1.6.3 Programming model
It may be surprising that programming with threads is a good idea even if you know your code will never run on a multiprocessor. But it is true. Writing with threads forces you to think about and plan for the synchronization requirements of your program. You've always had to think about program dependencies, but threads help to move the requirements from comments into the executable structure of the program.
Assembly language programs can use all the same sequential control structures (loops, conditional code) as programs written in a high-level language. However, it can be difficult to determine whether a branch instruction represents the top or bottom of a loop, a simple conditional, a 'conditional goto,' or something more exotic. Switching to a higher-level language that supports these sequential controls directly in source, for example, the C language do, while, for, if, and switch statements, makes these sequential programming constructs explicit in the source language. Making control structures explicit in the program source code means that more of your program's design is explicit in the source, and that makes it easier for someone else to understand.
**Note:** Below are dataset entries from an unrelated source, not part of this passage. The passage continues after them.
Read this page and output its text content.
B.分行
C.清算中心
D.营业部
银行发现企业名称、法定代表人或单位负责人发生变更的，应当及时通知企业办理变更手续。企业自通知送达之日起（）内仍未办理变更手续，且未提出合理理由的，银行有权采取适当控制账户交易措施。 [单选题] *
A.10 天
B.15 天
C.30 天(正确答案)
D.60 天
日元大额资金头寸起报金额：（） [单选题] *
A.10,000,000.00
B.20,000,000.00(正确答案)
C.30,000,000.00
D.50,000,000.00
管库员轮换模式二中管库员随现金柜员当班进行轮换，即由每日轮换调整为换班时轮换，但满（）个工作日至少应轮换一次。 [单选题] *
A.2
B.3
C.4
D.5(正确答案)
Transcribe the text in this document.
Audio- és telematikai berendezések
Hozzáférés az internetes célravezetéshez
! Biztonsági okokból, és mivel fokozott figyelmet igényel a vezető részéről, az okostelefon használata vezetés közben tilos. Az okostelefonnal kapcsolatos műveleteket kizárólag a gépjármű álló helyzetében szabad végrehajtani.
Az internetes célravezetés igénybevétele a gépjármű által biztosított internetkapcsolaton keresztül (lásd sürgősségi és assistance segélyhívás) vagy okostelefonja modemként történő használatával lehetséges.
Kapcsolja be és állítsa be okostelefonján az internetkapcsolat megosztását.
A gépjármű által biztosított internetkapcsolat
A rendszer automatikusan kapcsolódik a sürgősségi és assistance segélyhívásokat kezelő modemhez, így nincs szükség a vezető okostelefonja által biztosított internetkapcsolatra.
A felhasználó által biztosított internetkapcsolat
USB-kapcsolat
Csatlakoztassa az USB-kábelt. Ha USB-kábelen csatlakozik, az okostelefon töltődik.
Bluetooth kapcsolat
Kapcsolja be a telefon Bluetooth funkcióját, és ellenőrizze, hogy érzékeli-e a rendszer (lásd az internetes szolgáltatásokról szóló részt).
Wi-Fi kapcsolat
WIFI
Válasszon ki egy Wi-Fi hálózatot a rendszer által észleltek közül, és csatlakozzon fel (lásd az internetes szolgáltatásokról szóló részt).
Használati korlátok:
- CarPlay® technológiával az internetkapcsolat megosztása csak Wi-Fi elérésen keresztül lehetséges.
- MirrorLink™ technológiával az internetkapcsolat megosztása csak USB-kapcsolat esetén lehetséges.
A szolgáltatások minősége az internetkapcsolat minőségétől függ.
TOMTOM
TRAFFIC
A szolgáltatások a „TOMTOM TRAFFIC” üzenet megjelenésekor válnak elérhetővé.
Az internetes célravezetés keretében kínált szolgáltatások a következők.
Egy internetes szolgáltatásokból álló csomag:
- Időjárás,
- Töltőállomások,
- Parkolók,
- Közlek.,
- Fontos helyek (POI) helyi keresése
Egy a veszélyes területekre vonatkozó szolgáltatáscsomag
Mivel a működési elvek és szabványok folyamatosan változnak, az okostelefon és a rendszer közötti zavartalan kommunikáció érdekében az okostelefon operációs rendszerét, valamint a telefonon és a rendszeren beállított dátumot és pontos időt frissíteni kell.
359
Similarly, a C language program (or even an assembler program) may use data encapsulation and polymorphism by adhering to programming conventions, and with luck those conventions may be carefully documented and the documentation kept updated. But if that same code is written in an object-oriented language, the encapsulation and polymorphism become explicit in the source language.
In a sequential program, synchronization requirements are implicit in the ordering of operations. The true synchronization requirements, for example, that 'a file must be opened before data can be read from the file,' may be documented only by source comments, if at all. When you program using threads, sequential assumptions are (or at least should be) limited to small segments of contiguous
code—for example, within a single function. More global assumptions, to be at all safe, must be protected by explicit synchronization constructs.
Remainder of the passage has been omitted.